Lawmakers should inventory, simplify and consolidate the federal bureaucracy’s increasingly confusing nomenclature, which includes rule categories like “major,” “nonmajor,” “significant,” “economically significant” and numerous others such as “substantive.” That streamlining must also extend beyond formal rules to informal guidance documents, memoranda, administrative interpretations, bulletins and other issuances that agencies use to implement policy. This “dark matter” under many different names and guises proliferates without always following the Administrative Procedure Act’s notice-and-comment rule making requirements.I detail these in my new report “What’s the Difference between ‘Major,’ ‘Significant,’ and All Those Other Federal Rule Categories? A Case for Streamlining Regulatory Impact Classification.”

The notion first occurred to me to dig deeper when I realized the most “bulky” kind of rules, the “economically significant” ones with over $100 million in economic impact, are not actually specifically defined in law or executive order. The name is just a term of art referring to certain type of “significant” rule.

Already bureaucracy, rather than interaction with elected representatives, dominates the relationship of the individual to the government. The number of rules promulgated by executive branch agencies far outstrips the number of laws passed by Congress, which makes getting a handle on the impact of federal regulation daunting.

Over time, the profusion of and array of official designations of rule types and effects has complicated the federal regulatory enterprise. Some types of rules noted above are defined in legislation; some in executive orders; other designations were the creations of administrators.

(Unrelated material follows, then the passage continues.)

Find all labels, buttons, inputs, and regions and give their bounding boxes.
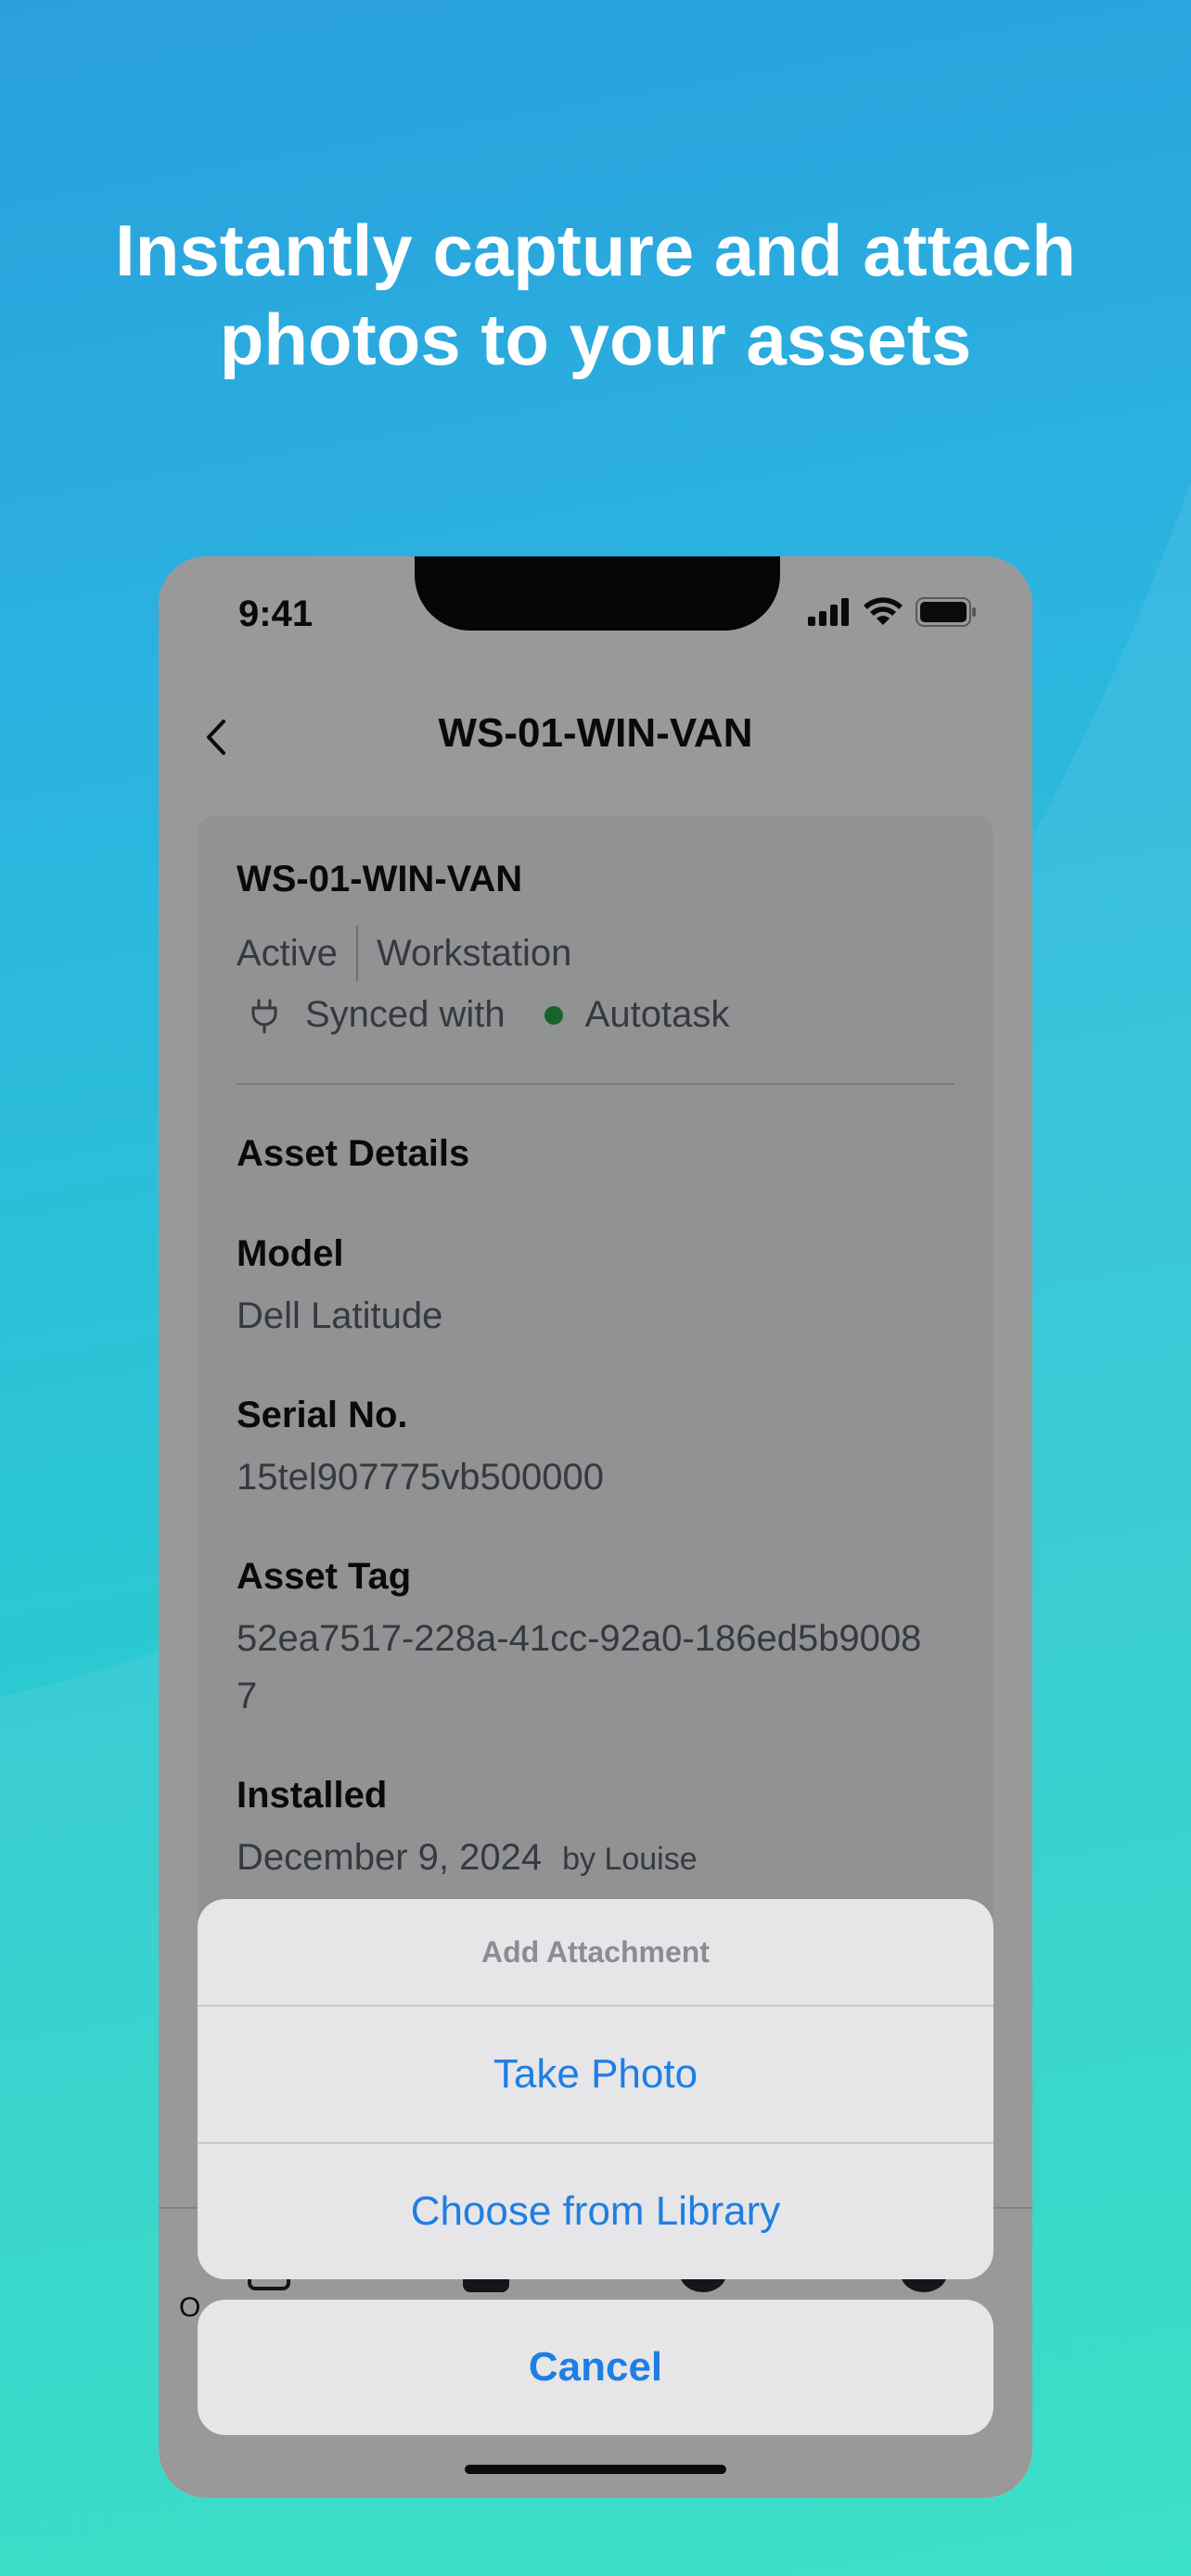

As the administrative state continues to grow, not knowing what to call regulatory actions nor how to clearly disclose their impact to Americans is a significant but artificially created obstacle to addressing regulatory overreach, one that must be taken into account in any reform legislation. The significant and major rules already get inadequate oversight, let alone the myriad seemingly minor rules.

For example, reporting on agency actions — especially on the costly, burdensome or controversial ones — could be refined by deciding between the terms “significant” or “major” rules to create more uniformity, by greatly expanding disclosure of guidance, and by subjecting guidance to reforms that treat it more like ordinary rule making.

The streamlined categories could be given greater clarity by assigning cost estimate tiers to rules — for example, those with estimated annual costs above $50 million and below $100 million, above $100 million and below $150 million, and so forth. Further clarity can come from segregating regulations by categories such as paperwork, economic, social, safety and environmental; and also by separating out those actions addressing agency internal operations that nonetheless get lumped in with other “rules.”

Ultimately, policymakers need to increase democratic accountability for the rules and mandates with which Americans contend by reclaiming its Article I lawmaking power, and ending over-delegation of rule making power to the executive branch.

But the Constitution isn’t coming to the rescue in the short term. Therefore, it’s time for bipartisan nomenclature-scrubbing. Today’s complexity helps preserve a large, unwieldy and undemocratic bureaucracy that deadens our economy and society, and reducing that complexity is the lowest of the low-hanging fruit.